Re-Claiming Sundays with Shanghai Chow Mein

27 06 2010

Since I moved to Israel, there have been many adjustments. But not having a real Sunday may be the biggest adjustment of all. I loved Sunday in America. It was my day to get ready for the week; the shopping, the laundry, and  a head start on the cooking.

We used to live in Vallejo, CA.  where there wasn’t a kosher restaurant for over 30 miles. So if we wanted to eat, we cooked. And we loved to eat, so we cooked  a lot.

Today I had the luxury of a real Sunday here in Jerusalem. I had no work commitments. The house was already clean and, to be honest, I felt like being lazy. The baby had already awakened me at 7, 8, and 9. My mom had mercy on me and took him, so I could get some sleep. When I finally made my way out of bed at 10:00 a.m., I decided today was a day to cook.

I’ve been craving Shanghai Chow Mein (page 45) for a few days now. Between the free time and the fact that I had spaghetti noodles sitting in my fridge from last night’s Italian Malava Malka, it was clear what I’d be making for lunch.

When I took my first bite a wave of nostalgia rushed over me. I saw myself as a little girl with my mom  at this wonderful, little, hole-in-the wall, Chinese Noodle House in the Sunset district of San Francisco.

We used to go there because they had the best Chinese chicken noodle soup in the universe. When we were in the mood for an extra treat, we’d order the Shanghai Chow Mein. Stir-fried vegetables in a brown sauce poured over a pillow of fried noodles softened the noodles as they absorbed the rich sauce. It was heaven then, and it was even more  magical today sitting at our table in Jerusalem. Today was a real Sunday, and I am so grateful.





Ma-Po Tofu

23 06 2010

June 23,2010

I’ve been plotzing for Ma-Po Tofu for two days now. Haven’t had time until tonight to make it. I think it is my husband’s favorite tofu dish. Though I am not the biggest tofu fan, prepared this way , I can’t get enough. This recipe is super easy and re-heats beautifuly. I’m off to get dinner started. Happy Cooking 🙂

Best SD





Gimel Tamuz Event for Neshei Chabad

21 06 2010

June 13,2010

Just got back from the Neshei Chabad in honor of Gimmel Taumz, The Lubavitcher Rebbe’s Yahrtzeit. It turns out 16 years can pass in a minute if you aren’t paying too much attention. My sweet friend and fellow writer, Miriam Metzinger, took on making five of our recipes to serve as sample dishes from the cookbook.
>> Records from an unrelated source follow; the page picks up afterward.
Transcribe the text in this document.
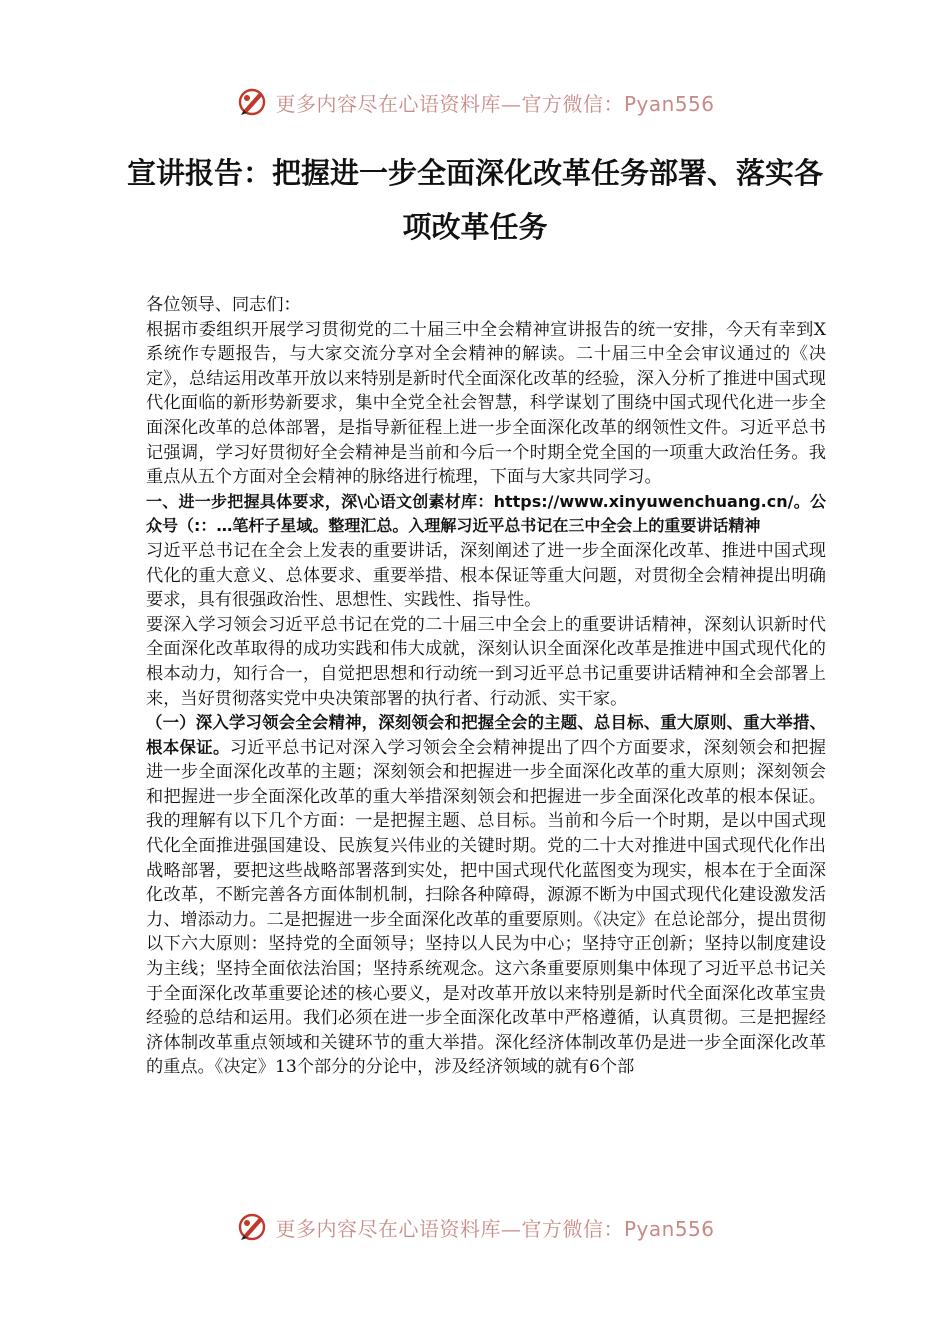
更多内容尽在心语资料库—官方微信：Pyan556
宣讲报告：把握进一步全面深化改革任务部署、落实各项改革任务

各位领导、同志们：

根据市委组织开展学习贯彻党的二十届三中全会精神宣讲报告的统一安排，今天有幸到X系统作专题报告，与大家交流分享对全会精神的解读。二十届三中全会审议通过的《决定》，总结运用改革开放以来特别是新时代全面深化改革的经验，深入分析了推进中国式现代化面临的新形势新要求，集中全党全社会智慧，科学谋划了围绕中国式现代化进一步全面深化改革的总体部署，是指导新征程上进一步全面深化改革的纲领性文件。习近平总书记强调，学习好贯彻好全会精神是当前和今后一个时期全党全国的一项重大政治任务。我重点从五个方面对全会精神的脉络进行梳理，下面与大家共同学习。

一、进一步把握具体要求，深\心语文创素材库：https://www.xinyuwenchuang.cn/。公众号（:：…笔杆子星域。整理汇总。入理解习近平总书记在三中全会上的重要讲话精神

习近平总书记在全会上发表的重要讲话，深刻阐述了进一步全面深化改革、推进中国式现代化的重大意义、总体要求、重要举措、根本保证等重大问题，对贯彻全会精神提出明确要求，具有很强政治性、思想性、实践性、指导性。

要深入学习领会习近平总书记在党的二十届三中全会上的重要讲话精神，深刻认识新时代全面深化改革取得的成功实践和伟大成就，深刻认识全面深化改革是推进中国式现代化的根本动力，知行合一，自觉把思想和行动统一到习近平总书记重要讲话精神和全会部署上来，当好贯彻落实党中央决策部署的执行者、行动派、实干家。

（一）深入学习领会全会精神，深刻领会和把握全会的主题、总目标、重大原则、重大举措、根本保证。习近平总书记对深入学习领会全会精神提出了四个方面要求，深刻领会和把握进一步全面深化改革的主题；深刻领会和把握进一步全面深化改革的重大原则；深刻领会和把握进一步全面深化改革的重大举措深刻领会和把握进一步全面深化改革的根本保证。我的理解有以下几个方面：一是把握主题、总目标。当前和今后一个时期，是以中国式现代化全面推进强国建设、民族复兴伟业的关键时期。党的二十大对推进中国式现代化作出战略部署，要把这些战略部署落到实处，把中国式现代化蓝图变为现实，根本在于全面深化改革，不断完善各方面体制机制，扫除各种障碍，源源不断为中国式现代化建设激发活力、增添动力。二是把握进一步全面深化改革的重要原则。《决定》在总论部分，提出贯彻以下六大原则：坚持党的全面领导；坚持以人民为中心；坚持守正创新；坚持以制度建设为主线；坚持全面依法治国；坚持系统观念。这六条重要原则集中体现了习近平总书记关于全面深化改革重要论述的核心要义，是对改革开放以来特别是新时代全面深化改革宝贵经验的总结和运用。我们必须在进一步全面深化改革中严格遵循，认真贯彻。三是把握经济体制改革重点领域和关键环节的重大举措。深化经济体制改革仍是进一步全面深化改革的重点。《决定》13个部分的分论中，涉及经济领域的就有6个部

更多内容尽在心语资料库—官方微信：Pyan556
It is always a little scary as a chef to know someone else is making your recipe in a context that others will taste it and judge you for it. We worried a little, prayed a little, and in the end just let go with the realization that recipes, like children, have a path of their own sometimes and that there are moments when you just have to let go and hope things work out the way you want them to.

Well, not that I should be admitting this publicly, but I think Miriam’s sesame noodles (using our recipe) came out even better then mine. I think the secret is in letting them marinade a good bit of time. I have to call her and find out how long she left the sauce on. They were incredible. I enjoyed, Mendel enjoyed, Mom enjoyed, the guests enjoyed, and it was fun to eat our recipes made by someone else.

In the end, the letting go allowed us an opportunity to enjoy the night and the food. I think I am going to try letting go a little more often and see where it takes me. That’s all for tonight.